The Darkest Place does not depart drastically from Mena’s sound, which distills dub techno to its essence of engulfing sound design and nebulous chords. His omnipresent floor of bass and generous use of the stereo field make for music that seems to massage the very lobes of the brain. His albums Essay and Parallel are part of a very small group of ambient albums I can listen to while violently hungover. His music does not privilege individual instruments—though that’s changed on some of his recent albums like Wildlife, which introduced pianos to his sound and unclouded the mix a bit.
The Darkest Place is the first Warmth album where he’s really figured out how to incorporate those individual instruments. Wildlife and its successor Life lost a bit of mystery in pulling apart the densely packed atoms of his music, but the starlike synth plings and bits of backwards guitar ripple that feature here seem like whitecaps on a surface rather than features in a landscape. There’s piano here, but it feels less like a filigree than as if every key was an ice sheet, making a big splash every time the player presses down on it. Like most of the best ambient, it’s relaxing and a little bit humbling.
Ambient guys always seem to be mastering each other’s albums, and this is the second one to go through Rafael Anton Irisarri’s Black Knoll Studios, which has put the finishing touches on some of the finest ambient albums and remasters of the last decade. It’s surprising it took the two so long to work together. Irisarri is the central figure in ambient’s recent trend towards hi-def production, indistinct instrumentation, and bone-crushing bass. These are all qualities of Mena’s music, and the topologic rumbling under these tracks makes listening to them feel a little like facing a stone wall.

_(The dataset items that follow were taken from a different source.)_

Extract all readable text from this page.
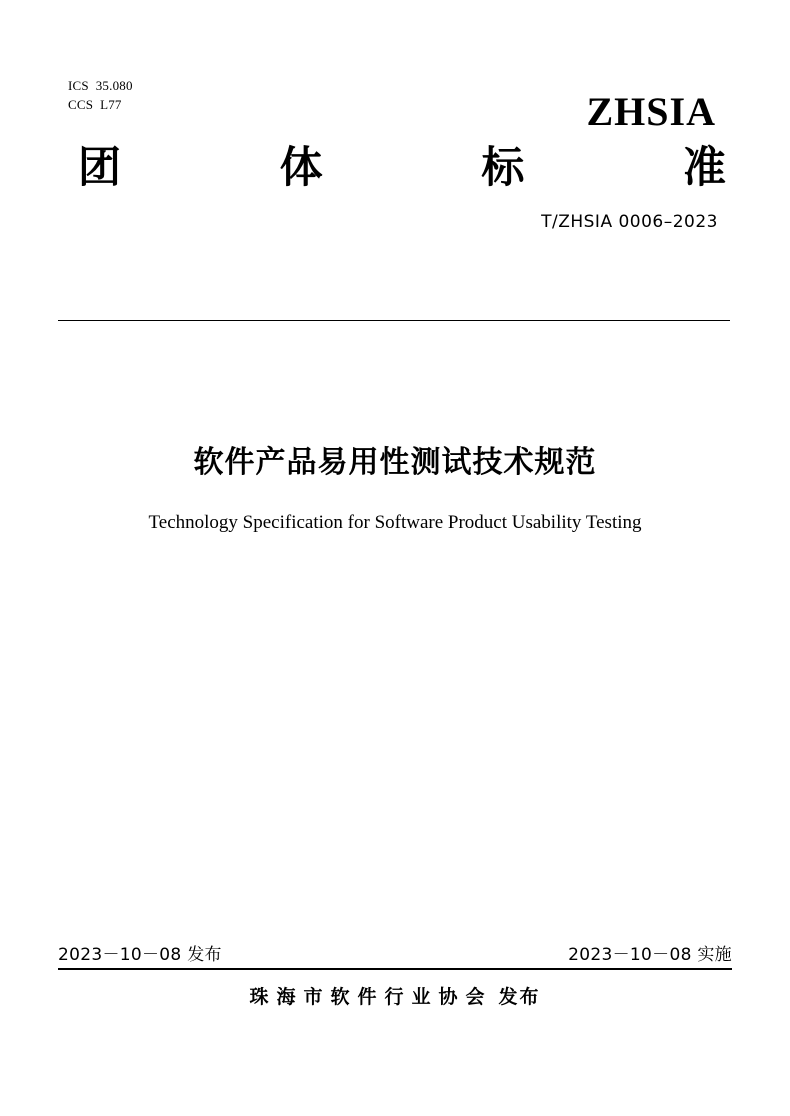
ICS  35.080
CCS  L77	ZHSIA
团	体	标	准
T/ZHSIA 0006–2023
软件产品易用性测试技术规范
Technology Specification for Software Product Usability Testing
2023－10－08 发布	2023－10－08 实施
珠海市软件行业协会 发布
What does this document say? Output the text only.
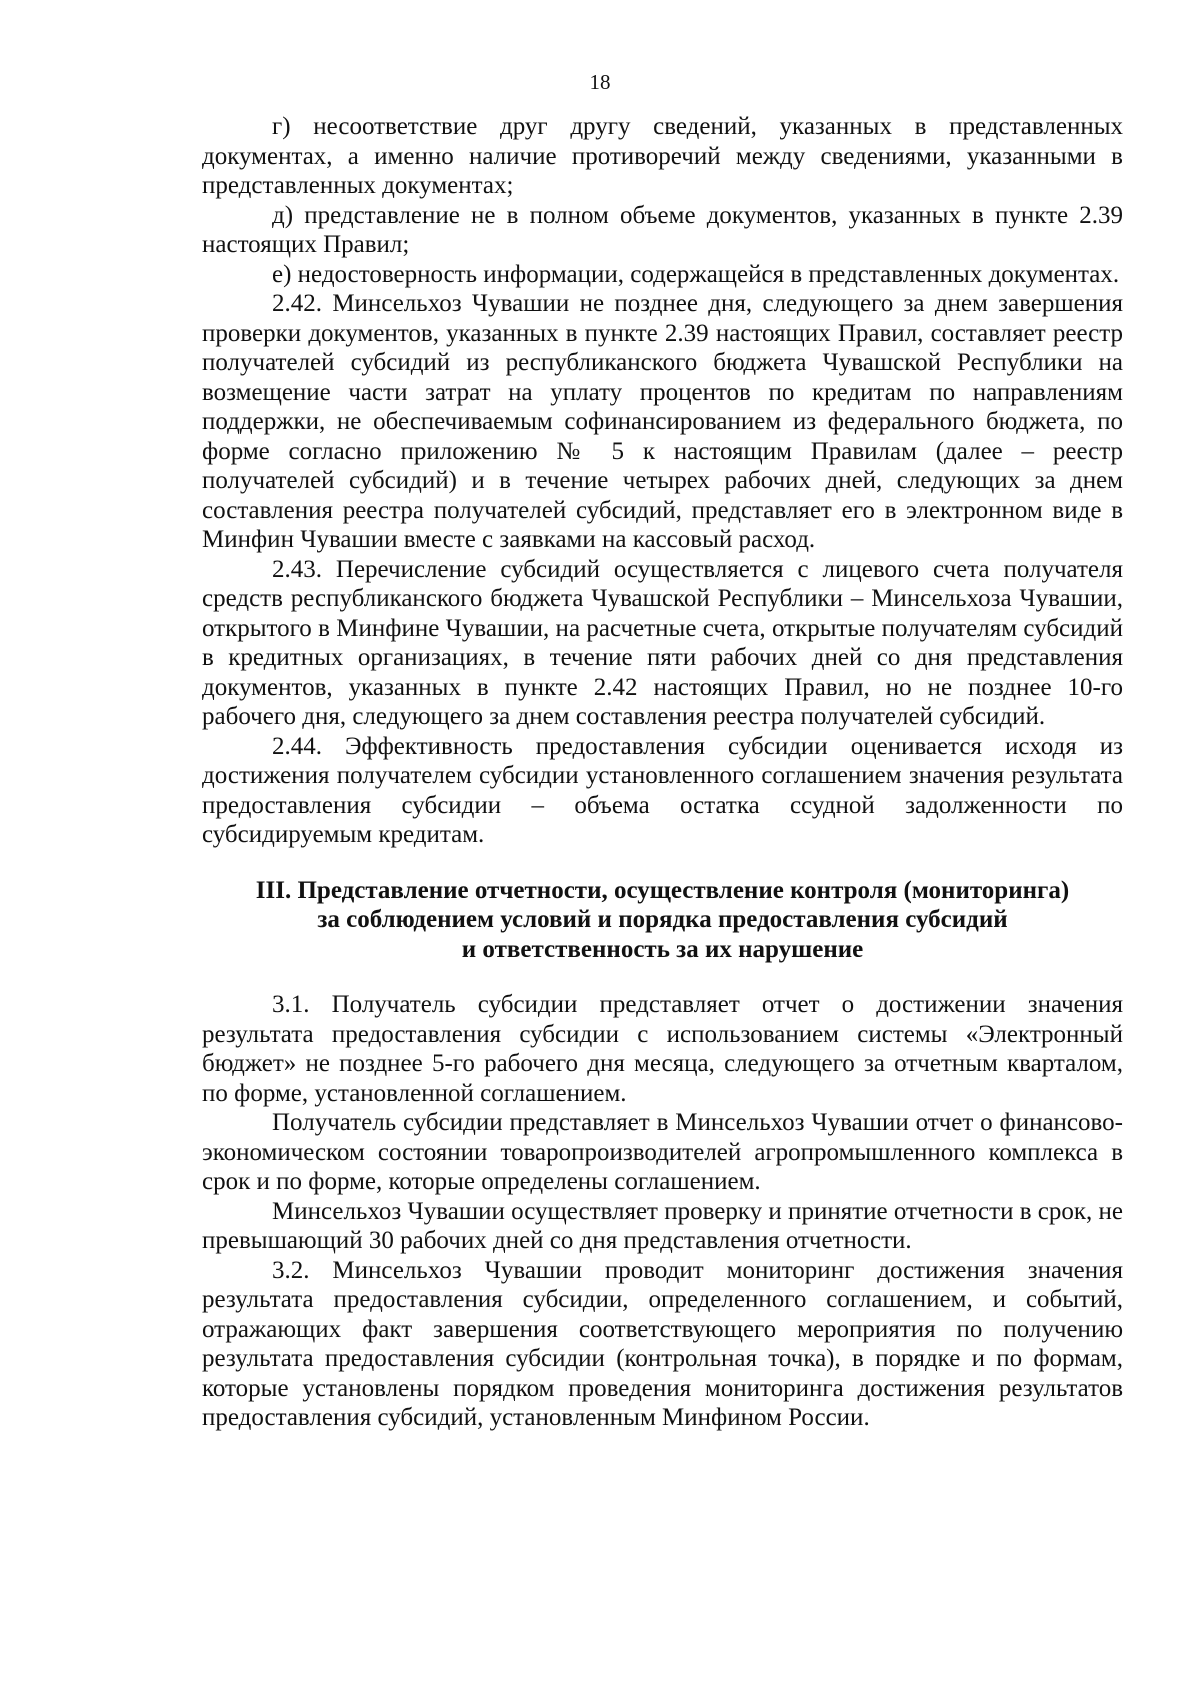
18

г) несоответствие друг другу сведений, указанных в представленных документах, а именно наличие противоречий между сведениями, указанными в представленных документах;

д) представление не в полном объеме документов, указанных в пункте 2.39 настоящих Правил;

е) недостоверность информации, содержащейся в представленных документах.

2.42. Минсельхоз Чувашии не позднее дня, следующего за днем завершения проверки документов, указанных в пункте 2.39 настоящих Правил, составляет реестр получателей субсидий из республиканского бюджета Чувашской Республики на возмещение части затрат на уплату процентов по кредитам по направлениям поддержки, не обеспечиваемым софинансированием из федерального бюджета, по форме согласно приложению № 5 к настоящим Правилам (далее – реестр получателей субсидий) и в течение четырех рабочих дней, следующих за днем составления реестра получателей субсидий, представляет его в электронном виде в Минфин Чувашии вместе с заявками на кассовый расход.

2.43. Перечисление субсидий осуществляется с лицевого счета получателя средств республиканского бюджета Чувашской Республики – Минсельхоза Чувашии, открытого в Минфине Чувашии, на расчетные счета, открытые получателям субсидий в кредитных организациях, в течение пяти рабочих дней со дня представления документов, указанных в пункте 2.42 настоящих Правил, но не позднее 10-го рабочего дня, следующего за днем составления реестра получателей субсидий.

2.44. Эффективность предоставления субсидии оценивается исходя из достижения получателем субсидии установленного соглашением значения результата предоставления субсидии – объема остатка ссудной задолженности по субсидируемым кредитам.

III. Представление отчетности, осуществление контроля (мониторинга)
за соблюдением условий и порядка предоставления субсидий
и ответственность за их нарушение

3.1. Получатель субсидии представляет отчет о достижении значения результата предоставления субсидии с использованием системы «Электронный бюджет» не позднее 5-го рабочего дня месяца, следующего за отчетным кварталом, по форме, установленной соглашением.

Получатель субсидии представляет в Минсельхоз Чувашии отчет о финансово-экономическом состоянии товаропроизводителей агропромышленного комплекса в срок и по форме, которые определены соглашением.

Минсельхоз Чувашии осуществляет проверку и принятие отчетности в срок, не превышающий 30 рабочих дней со дня представления отчетности.

3.2. Минсельхоз Чувашии проводит мониторинг достижения значения результата предоставления субсидии, определенного соглашением, и событий, отражающих факт завершения соответствующего мероприятия по получению результата предоставления субсидии (контрольная точка), в порядке и по формам, которые установлены порядком проведения мониторинга достижения результатов предоставления субсидий, установленным Минфином России.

The Darkest Place is one of Mena’s best. I’d rank it as my third favorite, behind Essay and the marvelous Parallel. But that’s in spite of its packaging, which brings a heavy burden. If The Darkest Place reflects any pandemic-adjacent emotional state, it’s awe, an increased appreciation for the little things in life that sometimes develops out of a proximity to death. That’s not the lesson everyone will get out of our present situation, but at least when the clubs reopen I’ll have another album to listen to the morning after.